В Этике Спинозы возрождается и получает систематическое завершение этический рационализм древности. В более смягченной форме этот же рационализм присущ этике Лейбница, признавшего, вместе с тем, свое близкое родство с Шэфтсбери
Основой нравственности Соловьев признает три чувства: стыд, жалость и благоговение. Этими чувствами исчерпываются возможные нравственные отношения человека к тому, что ниже его, что равно ему и что выше его - отношения, состоящие в господстве над низшей материальной природой, в солидарности с живыми существами и в подчинении сверхчеловеческому началу. Все человеческие добродетели представляют лишь видоизменение этих трех основ.
Этика Толстого есть попытка восстановления евангельской морали, несколько аналогичная той, которая была предпринята еще Лютером.
Но, обосновывая свою мораль на евангельских принципах любви к ближнему и непротивления злу, Л. Толстой в понятии высшего блага разрывает с христианством. Конечной целью морали Толстого является устроение царства Божия здесь, на земле. Под царством Божиим Толстой разумеет общественное устройство людей, основанное исключительно на доброжелательстве и любви. В этом пункте этические идеалы Толстого приближаются к идеалам эвдемонистического утилитаризма и эволюционизма. Логическое завершение нравственного учения Толстого негативная оценка человеческой культуры, с ее техникой и государственностью. В этой области Толстой видит главное проявление зла и вплотную приближается к Руссо в своей уверенности в том, что для достижения счастья, человечеству необходимо опроститься, т. е. перейти к более скромным и несложным условиям общественной жизни. Человечеству необходимо отказаться от ложных и безнравственных условий современной культурности, с ее неравенством в распределении физического труда, с ее милитаризмом и всяческими видами насилия и принуждения. Государство должно превратиться в общество мирно настроенных людей без всякой иерархии, правительственных учреждений и сословных различий. Никто со времени Руссо не обнаруживал с такой ясностью тот конфликт, который существует между основными требованиями морали и тем порядком вещей, который связан с развитием современного общества. Толстой категорически ставит современному моральному сознанию дилемму: или отказаться от основных принципов морали, до сих пор признаваемых истинными, или признать весь общественный строй в основных его чертах безнравственным.
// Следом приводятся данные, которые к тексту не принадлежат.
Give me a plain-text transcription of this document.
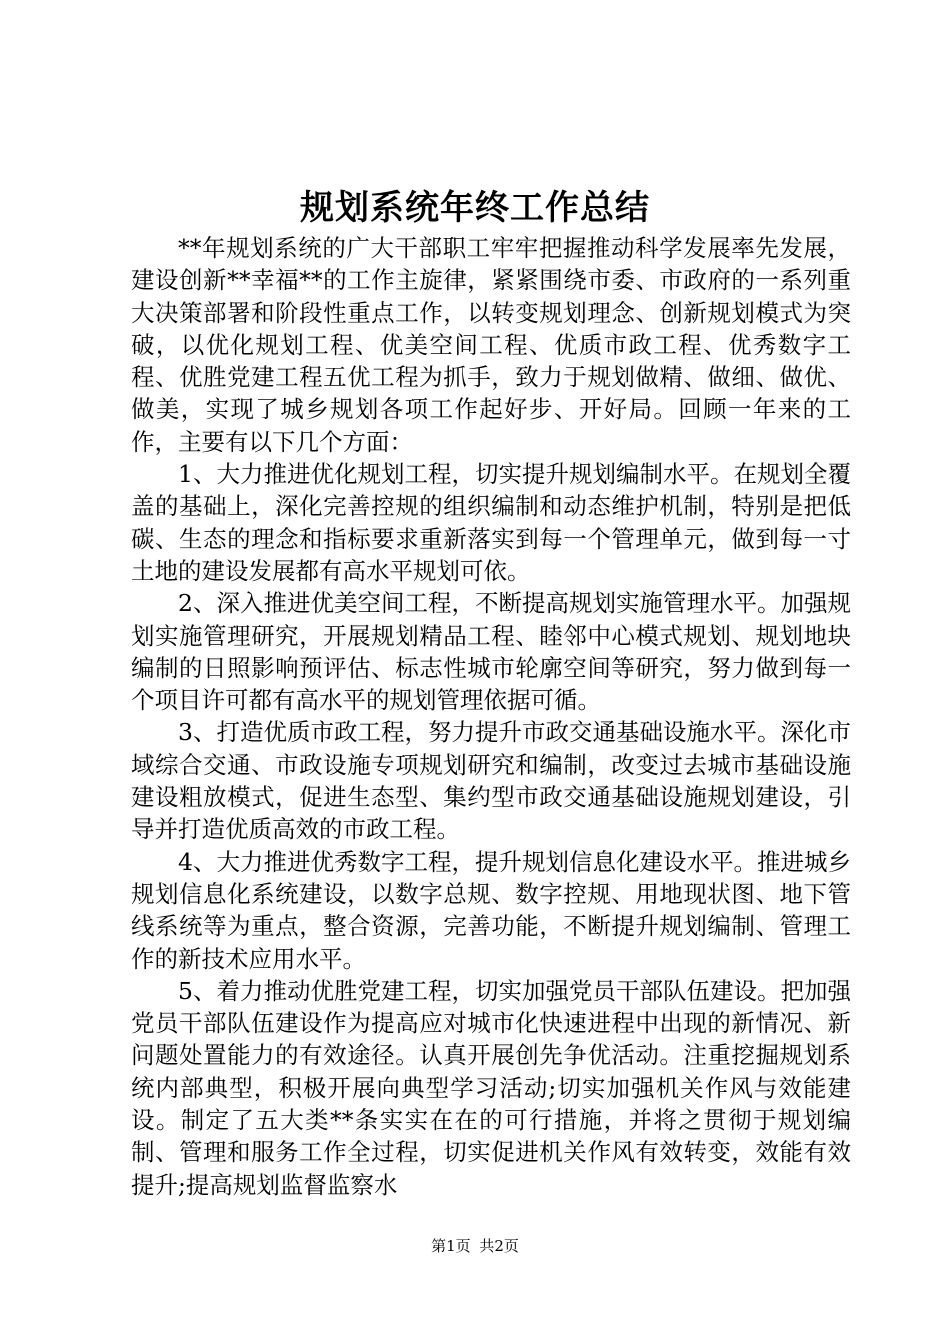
规划系统年终工作总结

**年规划系统的广大干部职工牢牢把握推动科学发展率先发展，建设创新**幸福**的工作主旋律，紧紧围绕市委、市政府的一系列重大决策部署和阶段性重点工作，以转变规划理念、创新规划模式为突破，以优化规划工程、优美空间工程、优质市政工程、优秀数字工程、优胜党建工程五优工程为抓手，致力于规划做精、做细、做优、做美，实现了城乡规划各项工作起好步、开好局。回顾一年来的工作，主要有以下几个方面：

1、大力推进优化规划工程，切实提升规划编制水平。在规划全覆盖的基础上，深化完善控规的组织编制和动态维护机制，特别是把低碳、生态的理念和指标要求重新落实到每一个管理单元，做到每一寸土地的建设发展都有高水平规划可依。

2、深入推进优美空间工程，不断提高规划实施管理水平。加强规划实施管理研究，开展规划精品工程、睦邻中心模式规划、规划地块编制的日照影响预评估、标志性城市轮廓空间等研究，努力做到每一个项目许可都有高水平的规划管理依据可循。

3、打造优质市政工程，努力提升市政交通基础设施水平。深化市域综合交通、市政设施专项规划研究和编制，改变过去城市基础设施建设粗放模式，促进生态型、集约型市政交通基础设施规划建设，引导并打造优质高效的市政工程。

4、大力推进优秀数字工程，提升规划信息化建设水平。推进城乡规划信息化系统建设，以数字总规、数字控规、用地现状图、地下管线系统等为重点，整合资源，完善功能，不断提升规划编制、管理工作的新技术应用水平。

5、着力推动优胜党建工程，切实加强党员干部队伍建设。把加强党员干部队伍建设作为提高应对城市化快速进程中出现的新情况、新问题处置能力的有效途径。认真开展创先争优活动。注重挖掘规划系统内部典型，积极开展向典型学习活动;切实加强机关作风与效能建设。制定了五大类**条实实在在的可行措施，并将之贯彻于规划编制、管理和服务工作全过程，切实促进机关作风有效转变，效能有效提升;提高规划监督监察水

第1页 共2页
Решить эту дилемму можно двумя способами. Во-первых, можно доказать, что конфликт между основными принципами морали и установившимися формами общественных отношений -- не такой коренной, как это кому-то кажется. Во-вторых, можно доказать, что зло современного мира не есть абсолютное зло, а имеет в себе некоторую моральную необходимость и во всяком случае получает нравственное оправдание, как единственно возможный переход к высшим стадиям добра. Как говорят демагоги, выбери из двух зол наименьшее.
Мы живем в такое время, которое характеризуется только одним словом "после": мы живем в пост-христианском, в пост-индустриальном, в пост-советском, а один умник даже придумал, что истории больше не будет, и мы живем в пост-историческое время. На самом деле, в этом что-то есть. Хотя бы чисто формально мы живем после всего и после всех. Говорят, что грядет новая культура, новые общественные отношения, новая человеческая формация с новой этикой и даже новым гуманизмом… Но все же прав был царь Соломон, утверждая, что нет ничего нового под солнцем, и все, что было, то и будет. И прав был Христос, когда предупреждал от легковерия во все новое, говоря, что скорее небо и земля прейдут, чем изменится сей род человеческий. А это значит, что чего бы там ни было, а останутся люди, выбирающие добро, милосердие и гуманность, как свои жизненные ценностные установки. Конечно, они не в состоянии остановить оскудение ни рода человеческого, ни Земли, этим родом опустошаемой. Но это и не их удел. Их удел -- творить свое доброе и гуманное дело, а все прочее решат за них.